Insgesamt sind die Video-Stellungnahmen von knapp 50 Ländern online, in denen überwiegend dieselben Phrasen zu hören sind. Auch beispielsweise Österreichs Präsident Alexander Van der Bellen spricht von einem „Scheideweg“, an dem sich die Welt befände. Moderiert wurde die Online-Konferenz übrigens von Melissa Fleming, die die Hauptabteilung für Globale Kommunikation der Vereinten Nationen leitet und zuvor als Pressesprecherin des Hochkommissars der Vereinten Nationen für Flüchtlinge (UNHCR) tätig war. 2015 äußerte Fleming in einem Interview im Tagesspiegel die Ansicht, dass die Flüchtlingskrise große Chancen für Deutschland böte. In Bezug auf Flüchtlinge, die nach Europa kommen wollten, sagte sie wörtlich:
„Die Frage ist doch ganz offensichtlich nicht, wie man die Leute aufhält – das funktioniert nicht – sondern wie man ihr Kommen gut managt.“ In Hinblick auf die ostdeutschen Bundesländer sprach sie von Teilen des Landes, die vor 25 Jahren stark entleert worden seien und den Zuzug von Flüchtlingen gut gebrauchen könnten.

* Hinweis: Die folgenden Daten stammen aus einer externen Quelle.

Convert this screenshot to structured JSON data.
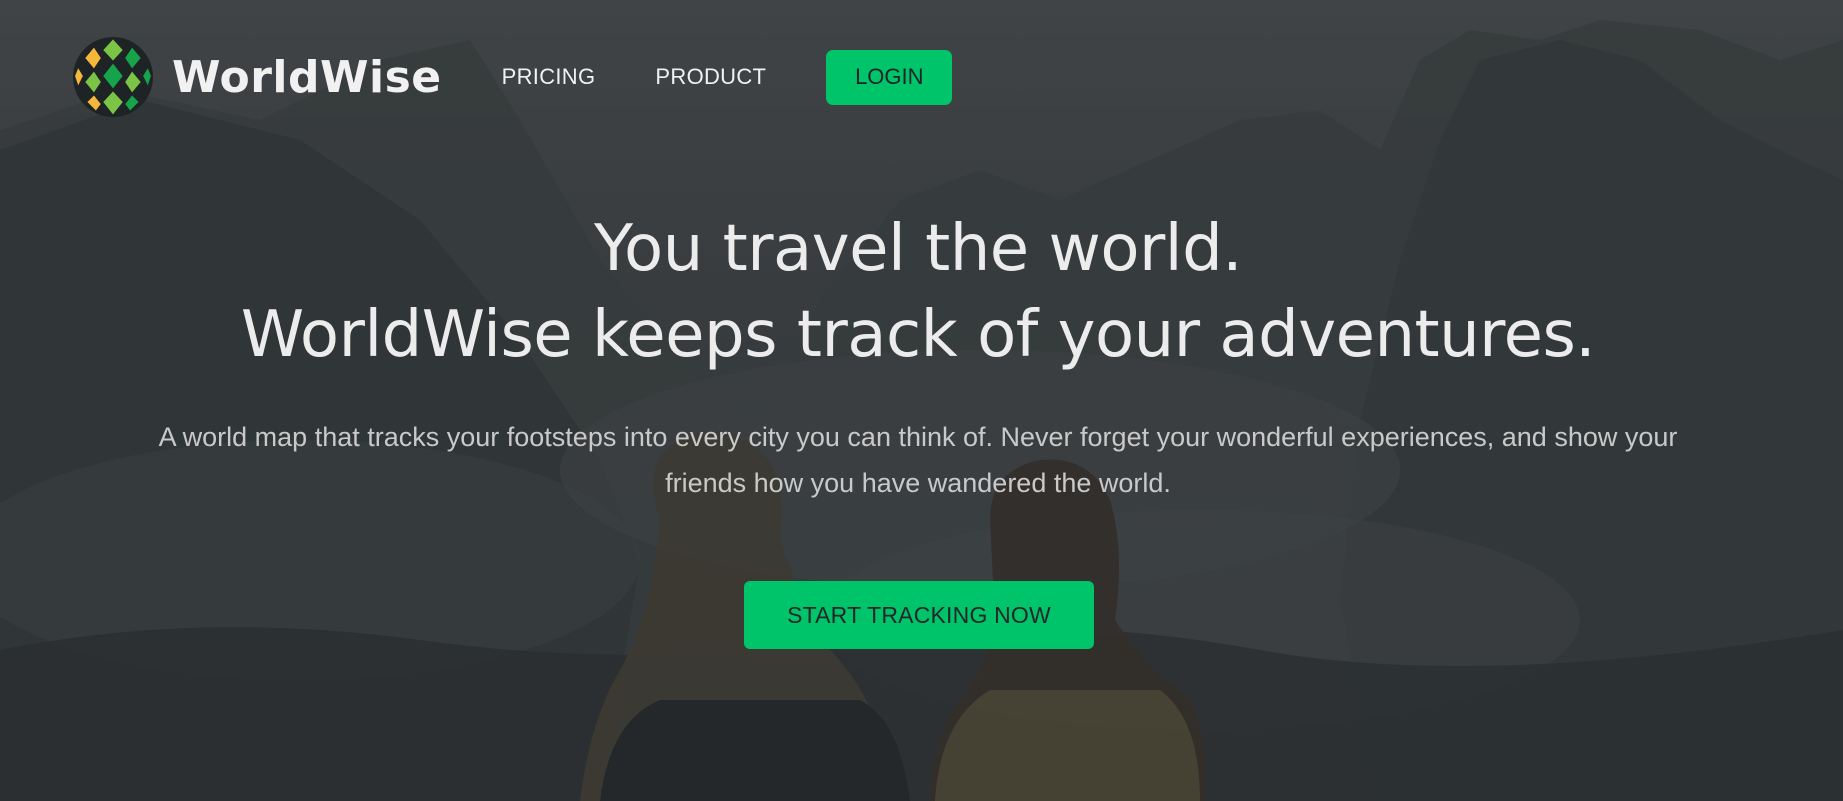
{
  "brand": {
    "name": "WorldWise",
    "colors": {
      "accent": "#00c46a",
      "logo_yellow": "#f6b83b",
      "logo_green_light": "#7bc446",
      "logo_green_dark": "#17a34a"
    }
  },
  "nav": {
    "pricing_label": "PRICING",
    "product_label": "PRODUCT",
    "login_label": "LOGIN"
  },
  "hero": {
    "headline_line1": "You travel the world.",
    "headline_line2": "WorldWise keeps track of your adventures.",
    "subtext": "A world map that tracks your footsteps into every city you can think of. Never forget your wonderful experiences, and show your friends how you have wandered the world.",
    "cta_label": "START TRACKING NOW"
  },
  "icons": [
    "worldwise-logo-icon"
  ]
}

Und sie fügte hinzu: „Ich habe aber gerade ein Interview mit Thüringens Ministerpräsidenten Bodo Ramelow gelesen, das ich zukunftsweisend fand: Er sagte, er hoffe, dass Flüchtlinge in Thüringen bleiben möchten und dass sie auch ihre Familien nachholen.“ Auch der „Economist“ habe ausgerechnet, dass die Flüchtlinge für Deutschland ein Riesenwachstumsprogramm seien.

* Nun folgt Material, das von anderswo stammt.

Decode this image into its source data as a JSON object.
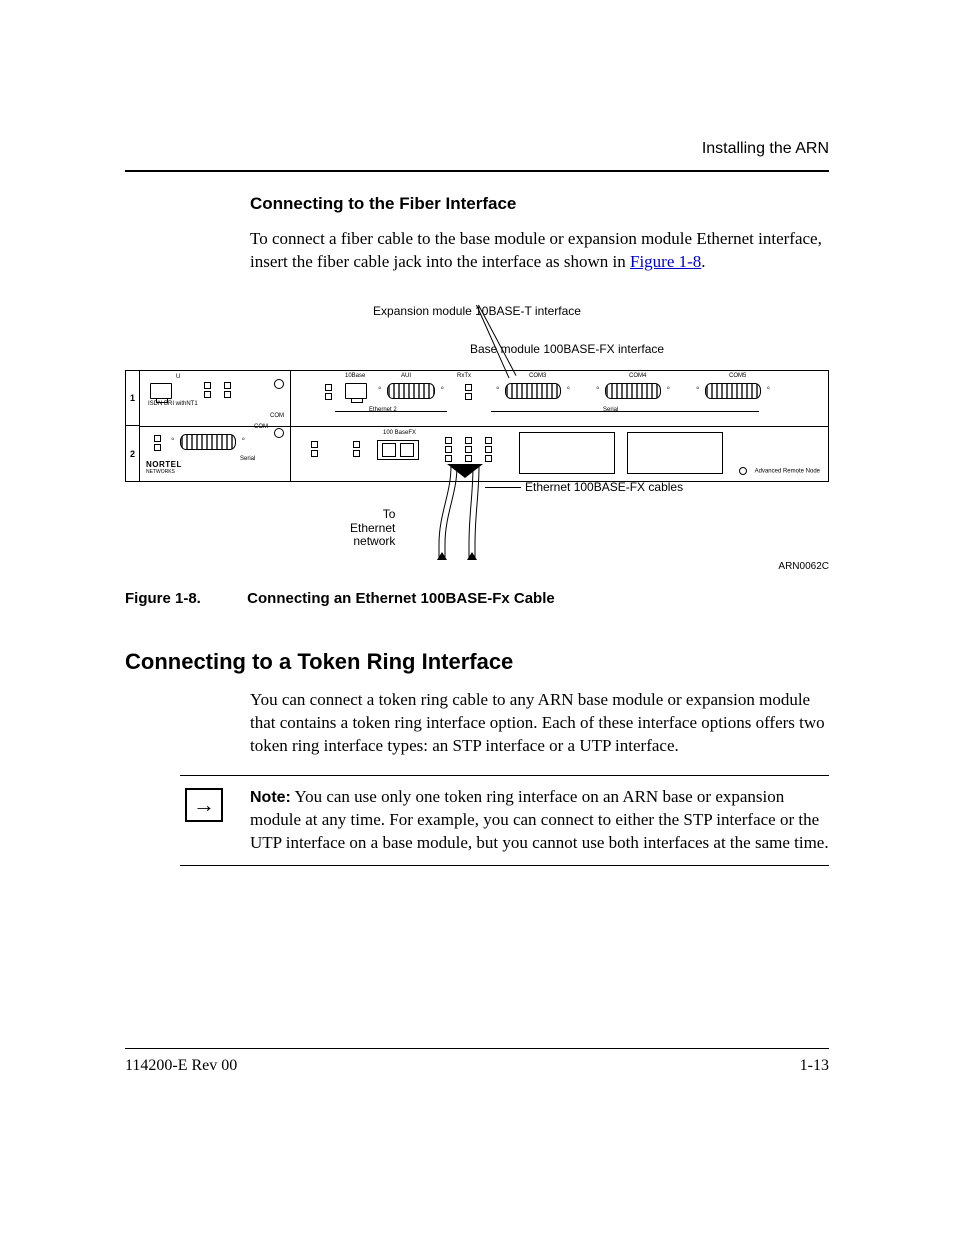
{
  "header": {
    "chapter_title": "Installing the ARN"
  },
  "s1": {
    "heading": "Connecting to the Fiber Interface",
    "para_a": "To connect a fiber cable to the base module or expansion module Ethernet interface, insert the fiber cable jack into the interface as shown in ",
    "link": "Figure 1-8",
    "para_b": "."
  },
  "fig": {
    "callout_expansion": "Expansion module 10BASE-T interface",
    "callout_base": "Base module 100BASE-FX interface",
    "slot1": "1",
    "slot2": "2",
    "lbl_isdn": "ISDN BRI\nwithNT1",
    "lbl_u": "U",
    "lbl_com": "COM",
    "lbl_serial": "Serial",
    "lbl_10base": "10Base",
    "lbl_aui": "AUI",
    "lbl_ethernet2": "Ethernet 2",
    "lbl_rxtx": "RxTx",
    "lbl_com3": "COM3",
    "lbl_com4": "COM4",
    "lbl_com5": "COM5",
    "lbl_100basefx": "100 BaseFX",
    "brand_top": "NORTEL",
    "brand_bot": "NETWORKS",
    "arn": "Advanced Remote Node",
    "to_eth_a": "To",
    "to_eth_b": "Ethernet",
    "to_eth_c": "network",
    "cables": "Ethernet 100BASE-FX cables",
    "code": "ARN0062C",
    "caption_no": "Figure 1-8.",
    "caption_txt": "Connecting an Ethernet 100BASE-Fx Cable"
  },
  "s2": {
    "heading": "Connecting to a Token Ring Interface",
    "para": "You can connect a token ring cable to any ARN base module or expansion module that contains a token ring interface option. Each of these interface options offers two token ring interface types: an STP interface or a UTP interface."
  },
  "note": {
    "label": "Note:",
    "text": " You can use only one token ring interface on an ARN base or expansion module at any time. For example, you can connect to either the STP interface or the UTP interface on a base module, but you cannot use both interfaces at the same time."
  },
  "footer": {
    "doc": "114200-E Rev 00",
    "page": "1-13"
  }
}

Offenbar soll insbesondere der Zukunftspakt dazu beitragen, die Durchführung eines sozialistischen Experiments im globalen Maßstab zu beschleunigen. Sozialistisch im Sinne einer weltweiten Vergemeinschaftung von Gütern aller Art, wobei es natürlich auch Profiteure gibt. Der Durchschnittsbürger wird eher nicht dazu gehören. In New York wird sich nun zeigen, welche Politiker tatsächlich verantwortungsvoll zum Wohle ihrer Bürger handeln und dem Pakt nicht zustimmen werden. Auf das politische Personal Deutschlands kann man da wohl kaum zählen.
Martina Binnig lebt in Köln und arbeitet u.a. als Musikwissenschaftlerin (Historische Musikwissenschaft). Außerdem ist sie als freie Journalistin tätig.